Doonan buys his fabric directly from Liberty.
“Whenever I am in London I swing by Liberty and see what fabrics are currently being stocked. Liberty has a massive archive of prints, and vintage designs are often rotated into the mix. This is much more fun than looking online. Then I schlep whatever I have bought back to the US and mail it to Hamilton.”
Hamilton, based in Houston, Texas, is one of the oldest shirt makers in the United States.
“I am sure a Millennial could think of a more efficient way to do this,” he confesses.
Paul Smith ‘Heat Map Floral’ Print Shirt
Today and for the past several decades no designer or shirtmaker has made floral and patterned shirts more central to their style than Paul Smith, the crown prince of playful British menswear. My own collection grew when I used to work for the company, and each season I would carefully pick several patterned shirts for myself — mostly various floral designs, but also rabbits darting through thorn bushes, birds perched on vines, butterflies, and even a selection of mushrooms on a field of blue.
I like to wear such busy and colorful shirts in two main modes: casually and tieless with white jeans and some kind of loafers or minimalist sneakers like Chuck Taylors (like an Ivy league student in a 1960s garage rock band,) or in that more distinctly English psychedelic banker way with a solid-colored suit (and I mean any color, I love to wear my pink florals with a burgundy suit,) with a short box jacket and narrow pants —boot cut if you’re rocking some cuban heels.
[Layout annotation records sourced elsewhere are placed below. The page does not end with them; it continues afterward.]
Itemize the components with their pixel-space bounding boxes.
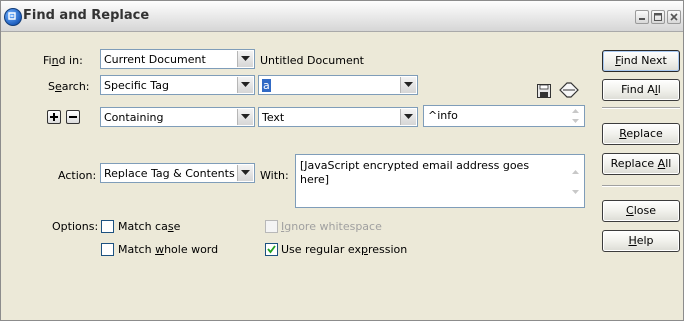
window-title: Find and Replace (23, 8, 150, 23)
find-in-dropdown[interactable]: Current Document (100, 49, 255, 69)
help-button[interactable]: Help (602, 230, 680, 252)
chevron-down-icon[interactable] (237, 109, 253, 125)
close-icon[interactable] (667, 10, 681, 24)
with-value: [JavaScript encrypted email address goes… (300, 159, 530, 186)
checkmark-icon (267, 245, 276, 254)
title-bar[interactable]: Find and Replace (1, 1, 683, 32)
match-whole-word-checkbox[interactable] (101, 243, 114, 256)
close-button[interactable]: Close (602, 200, 680, 222)
chevron-down-icon[interactable] (237, 165, 253, 181)
plus-icon[interactable] (47, 110, 61, 124)
condition-target-dropdown[interactable]: Text (258, 107, 418, 127)
divider (602, 107, 680, 109)
ignore-whitespace-checkbox[interactable] (265, 220, 278, 233)
replace-all-button[interactable]: Replace All (602, 153, 680, 175)
condition-target-value: Text (262, 111, 285, 124)
action-value: Replace Tag & Contents (104, 167, 235, 180)
minus-icon[interactable] (66, 110, 80, 124)
chevron-down-icon[interactable] (400, 77, 416, 93)
chevron-down-icon[interactable] (237, 51, 253, 67)
scrollbar[interactable] (568, 156, 583, 206)
action-label: Action: (58, 169, 97, 182)
condition-operator-value: Containing (104, 111, 164, 124)
use-regex-label[interactable]: Use regular expression (281, 243, 407, 256)
minimize-icon[interactable] (635, 10, 649, 24)
match-case-checkbox[interactable] (101, 220, 114, 233)
chevron-down-icon[interactable] (400, 109, 416, 125)
find-all-button[interactable]: Find All (602, 79, 680, 101)
tag-dropdown[interactable]: a (258, 75, 418, 95)
match-whole-word-label[interactable]: Match whole word (118, 243, 218, 256)
document-name: Untitled Document (260, 54, 364, 67)
spinner-arrows-icon[interactable] (568, 107, 583, 123)
search-type-value: Specific Tag (104, 79, 169, 92)
divider (602, 185, 680, 187)
condition-operator-dropdown[interactable]: Containing (100, 107, 255, 127)
with-textarea[interactable]: [JavaScript encrypted email address goes… (295, 154, 585, 208)
chevron-down-icon[interactable] (237, 77, 253, 93)
search-type-dropdown[interactable]: Specific Tag (100, 75, 255, 95)
find-next-button[interactable]: Find Next (602, 50, 680, 72)
with-label: With: (260, 169, 289, 182)
tag-value: a (262, 79, 271, 92)
find-in-value: Current Document (104, 53, 206, 66)
action-dropdown[interactable]: Replace Tag & Contents (100, 163, 255, 183)
open-folder-icon[interactable] (559, 81, 579, 102)
maximize-icon[interactable] (651, 10, 665, 24)
dreamweaver-app-icon (4, 8, 22, 26)
match-case-label[interactable]: Match case (118, 220, 180, 233)
replace-button[interactable]: Replace (602, 123, 680, 145)
use-regex-checkbox[interactable] (265, 243, 278, 256)
ignore-whitespace-label: Ignore whitespace (281, 220, 382, 233)
floppy-disk-icon[interactable] (537, 84, 551, 101)
condition-text-value: ^info (428, 109, 458, 122)
condition-text-input[interactable]: ^info (423, 105, 585, 127)
find-in-label: Find in: (43, 54, 83, 67)
find-replace-dialog: Find and Replace Find in: Current Docume… (0, 0, 684, 321)
options-label: Options: (52, 220, 99, 233)
search-label: Search: (48, 80, 90, 93)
If you must have a pattern on the jacket as well, keep it to a very faint pinstripe or a small houndstooth or very faint Prince of Wales check. As for ties, a solid color, either knit or woven, is an obvious and easy choice — usually a darker version of one of the colors in the shirt — although sometimes I like to get adventurous and do polka dots if the scale seems right. On occasion, when my hair has really grown out and I find myself channeling the likes of Traffic or the Jimi Hendrix experience, I might go for a velvet jacket and cowboy boots, but that is to be recommended for advanced dressers only.
UO Hawaiian Rayon Short Sleeve Button-Down Shirt
One final word: Italians and the French will not approve of your floral or paisley shirts. The French in particular will find them hopelessly vulgar. One night in Paris I met a friend for dinner wearing a plain charcoal suit with a flowery dress shirt I loved.
“Aloha,” he said in disgust, looking me up and down. He shrugged “You are an American,” he reasoned.
So, if you aren’t going to do it for the sake of style, consider adding some big pattern energy to your look as your patriotic duty.